Ser

Primero separas los días en pares e impares. Lo haces sin siquiera pensarlo y pronto te encuentras con la mitad de una vida. O acaso lo que separas son las horas, o los minutos. O las noches de sus días. No importa, da igual. Siempre tendrás la mitad de una vida. Y sitúas, luego, tu cuerpo en la horizontalidad de tu cama, y te estiras en la soledad mientras las sábanas te envuelven y comienzas a buscar el sueño.

Cuentas ovejas y no resulta. Entonces, comienzas a contar anécdotas. Vivencias pasadas que caen aleatoriamente en tu mente, como goteras de una memoria selectiva. Claro que sería simple si tan sólo pudieras contarlas. Pero no: caes en la trampa y empiezas a vivir dentro de cada una de las anécdotas. Estás dentro de ellas, atrapado. Ahora eres una simple marioneta de tu propia mente y sus goteras. Eres nada porque comienzas a ser tú mismo en un pasado en un tiempo que no es el ahora. Eres tú, atrapado en una anécdota. Es una excusa para dormir que se convierte en una trampa. Y de golpe te transformas en tu pasado, con su insomnio, con sus trampas, con sus goteras y su nada.

En un atropello de conciencia, intentas almacenar todo eso en cajas negras, en algún lugar de tu cabeza. Intentas escapar. Pero amanece antes de que puedas conciliar el sueño. Y entonces ahora te adivinas dentro de la otra mitad de tu vida. Sales a recorrer las calles en un tiempo en el que es hoy y en el que todo es ahora, y donde tú eres, incluso, tú mismo. Percibes que en esta mitad todo se construye al instante, al contrario de la noche, dónde sólo se revive lo ya acontecido. Te sientes, por ende, totalmente libre.

Transitas la luz de la mañana con una sonrisa invadido por ese sentimiento de omnipotencia. Pero mientras el mediodía se acerca, te hallas desilusionado, dibujando una pseudo vida que parece un garabato calcado y fotocopiado. Te esfuerzas, entonces, por progresar. Lo haces conciente, intentando superarte a ti mismo. Empiezas de cero. Creas. Los cimientos, las paredes y el techo. Ingresas y cierras la puerta detrás de ti. Lo llamas hogar cuando descubres que ya se ha hecho de noche.

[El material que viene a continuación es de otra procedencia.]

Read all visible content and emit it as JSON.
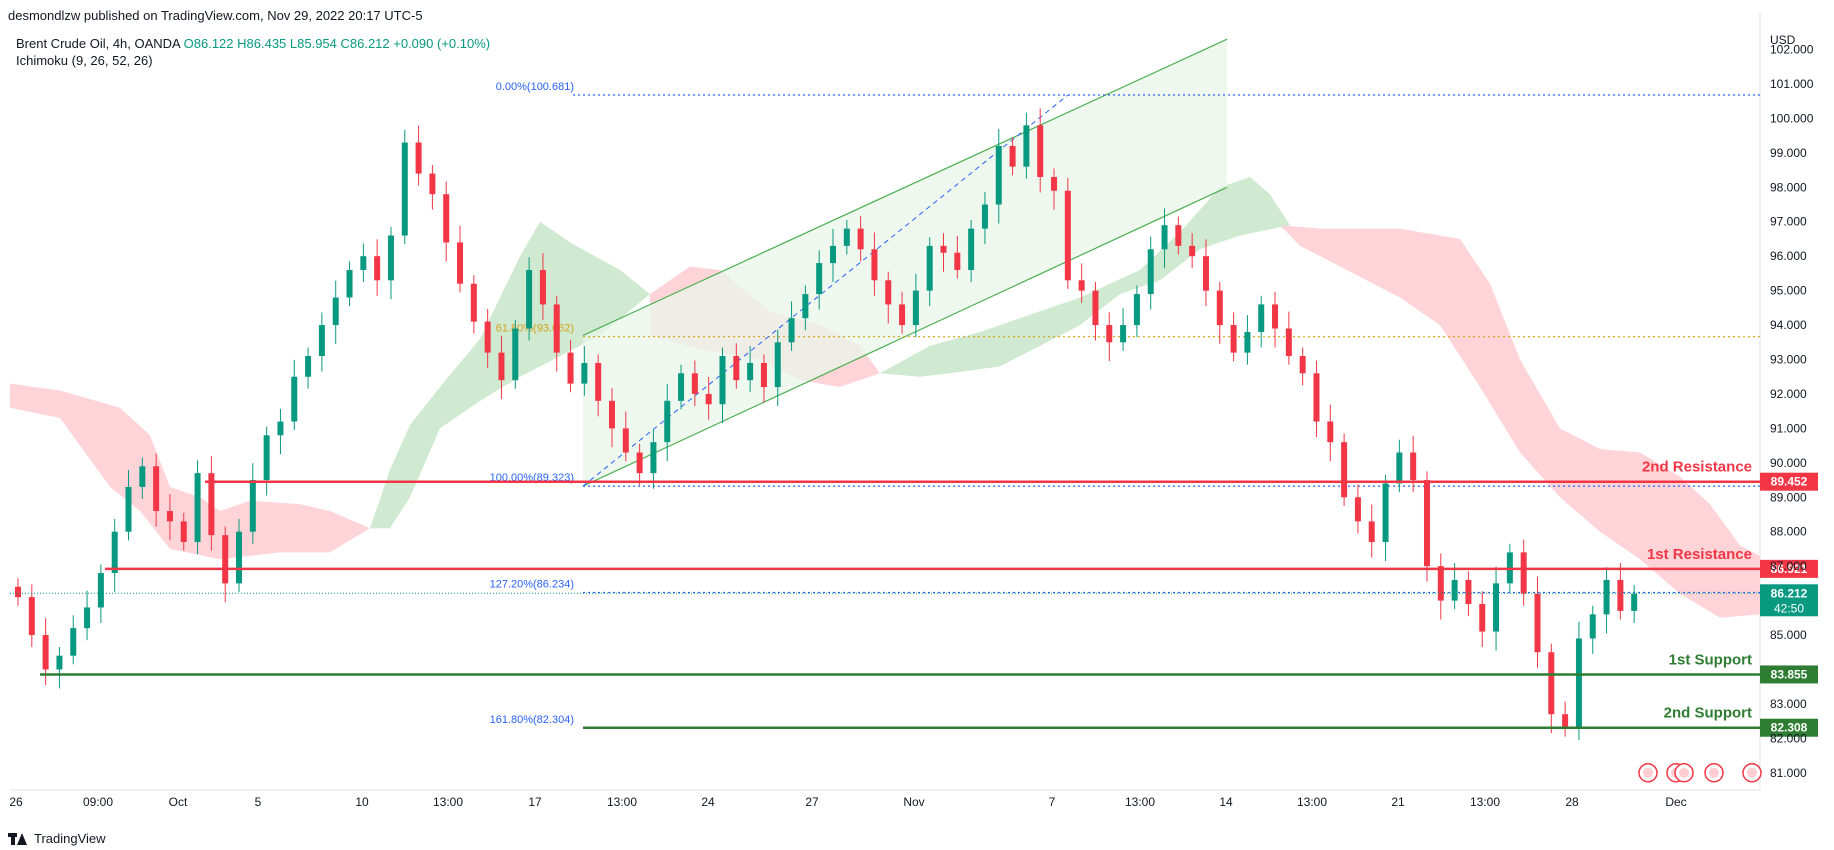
{
  "header": {
    "published_by": "desmondlzw published on TradingView.com, Nov 29, 2022 20:17 UTC-5"
  },
  "legend": {
    "symbol": "Brent Crude Oil, 4h, OANDA",
    "ohlc": "O86.122  H86.435  L85.954  C86.212  +0.090 (+0.10%)",
    "indicator": "Ichimoku (9, 26, 52, 26)"
  },
  "footer": {
    "brand": "TradingView"
  },
  "colors": {
    "up": "#089981",
    "down": "#f23645",
    "resistance": "#f23645",
    "support": "#2e7d32",
    "fib_blue": "#2962ff",
    "fib_gold": "#d4a017",
    "cloud_green": "#c8e6c9",
    "cloud_red": "#ffcdd2",
    "channel_fill": "#e8f5e9",
    "channel_line": "#4caf50"
  },
  "chart_data": {
    "type": "candlestick",
    "currency": "USD",
    "ylim": [
      80.5,
      102.8
    ],
    "y_ticks": [
      "102.000",
      "101.000",
      "100.000",
      "99.000",
      "98.000",
      "97.000",
      "96.000",
      "95.000",
      "94.000",
      "93.000",
      "92.000",
      "91.000",
      "90.000",
      "89.000",
      "88.000",
      "87.000",
      "85.000",
      "83.000",
      "82.000",
      "81.000"
    ],
    "x_ticks": [
      "26",
      "09:00",
      "Oct",
      "5",
      "10",
      "13:00",
      "17",
      "13:00",
      "24",
      "27",
      "Nov",
      "7",
      "13:00",
      "14",
      "13:00",
      "21",
      "13:00",
      "28",
      "Dec"
    ],
    "levels": [
      {
        "label": "2nd Resistance",
        "value": 89.452,
        "badge": "89.452",
        "kind": "resistance"
      },
      {
        "label": "1st Resistance",
        "value": 86.921,
        "badge": "86.921",
        "kind": "resistance"
      },
      {
        "label": "1st Support",
        "value": 83.855,
        "badge": "83.855",
        "kind": "support"
      },
      {
        "label": "2nd Support",
        "value": 82.308,
        "badge": "82.308",
        "kind": "support"
      }
    ],
    "current_price": {
      "value": 86.212,
      "badge": "86.212",
      "countdown": "42:50"
    },
    "fib_levels": [
      {
        "label": "0.00%(100.681)",
        "value": 100.681,
        "color": "blue"
      },
      {
        "label": "61.80%(93.662)",
        "value": 93.662,
        "color": "gold"
      },
      {
        "label": "100.00%(89.323)",
        "value": 89.323,
        "color": "blue"
      },
      {
        "label": "127.20%(86.234)",
        "value": 86.234,
        "color": "blue"
      },
      {
        "label": "161.80%(82.304)",
        "value": 82.304,
        "color": "blue"
      }
    ],
    "candles_close": [
      86.1,
      85.0,
      84.0,
      84.4,
      85.2,
      85.8,
      86.8,
      88.0,
      89.3,
      89.9,
      88.6,
      88.3,
      87.7,
      89.7,
      87.9,
      86.5,
      88.0,
      89.5,
      90.8,
      91.2,
      92.5,
      93.1,
      94.0,
      94.8,
      95.6,
      96.0,
      95.3,
      96.6,
      99.3,
      98.4,
      97.8,
      96.4,
      95.2,
      94.1,
      93.2,
      92.4,
      93.9,
      95.6,
      94.6,
      93.2,
      92.3,
      92.9,
      91.8,
      91.0,
      90.3,
      89.7,
      90.6,
      91.8,
      92.6,
      92.0,
      91.7,
      93.1,
      92.4,
      92.9,
      92.2,
      93.5,
      94.2,
      94.9,
      95.8,
      96.3,
      96.8,
      96.2,
      95.3,
      94.6,
      94.0,
      95.0,
      96.3,
      96.1,
      95.6,
      96.8,
      97.5,
      99.2,
      98.6,
      99.8,
      98.3,
      97.9,
      95.3,
      95.0,
      94.0,
      93.5,
      94.0,
      94.9,
      96.2,
      96.9,
      96.3,
      96.0,
      95.0,
      94.0,
      93.2,
      93.8,
      94.6,
      93.9,
      93.1,
      92.6,
      91.2,
      90.6,
      89.0,
      88.3,
      87.7,
      89.4,
      90.3,
      89.5,
      87.0,
      86.0,
      86.6,
      85.9,
      85.1,
      86.5,
      87.4,
      86.2,
      84.5,
      82.7,
      82.3,
      84.9,
      85.6,
      86.6,
      85.7,
      86.2
    ],
    "channel": {
      "lower_start": 89.323,
      "lower_end": 98.0,
      "upper_start": 93.7,
      "upper_end": 102.3
    }
  }
}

Y otra vez estás en la otra mitad. Pero mientras te ríes viendo TV basura, sospechas que en este nuevo hogar dormir será más simple. Te acuestas, entonces, en tu nueva cama. Al principio te ríes recordando cómo fue tu día pero luego te incomodas al notar que ya ha pasado tiempo y aún no has podido dormirte. Cuentas ovejas y no resulta. Tu memoria, como antes, descubre sus goteras y otra vez quedas atrapado dentro de las anécdotas de tu pasado. No puedes soltarte de ellas. Hasta recuerdas y te atrapas dentro de la noche anterior y esa cama que no te dejó dormir. Y estás en esa mitad que es pasado, en ese que eras ayer. Estás viviendo algo que pasó. No puedes volver. No logras soltarlo.

Y amanece. Es hoy y eres tú. La otra mitad. Sonríes por la mañana sintiéndote libre. Te desilusionas e intentas progresar. Cimientos, paredes, piso y techo. Hasta aberturas nuevas. Ingresas y lo llamas hogar. Te atreves, incluso, a soltar carcajadas viendo una película y tratas de convencerte por lo estúpido que fuiste las noches anteriores. Vas a tu nueva cama; colchón de plumas y resortes. Sonríes. Eres feliz. Pero no puedes dormir. Y cuentas ovejas y no resulta. Y la gotera. Y la trampa, y el pasado y la otra mitad. Tú en otro tiempo. Insomnio.

Y otra vez amanece. Esta vez te pides café con leche, mitad y mitad. Y una medialuna. Y dibujas media sonrisa. Y separas los días pares y los impares. Las horas y los minutos. Los días y la noche. Como sea, siempre la mitad de una vida.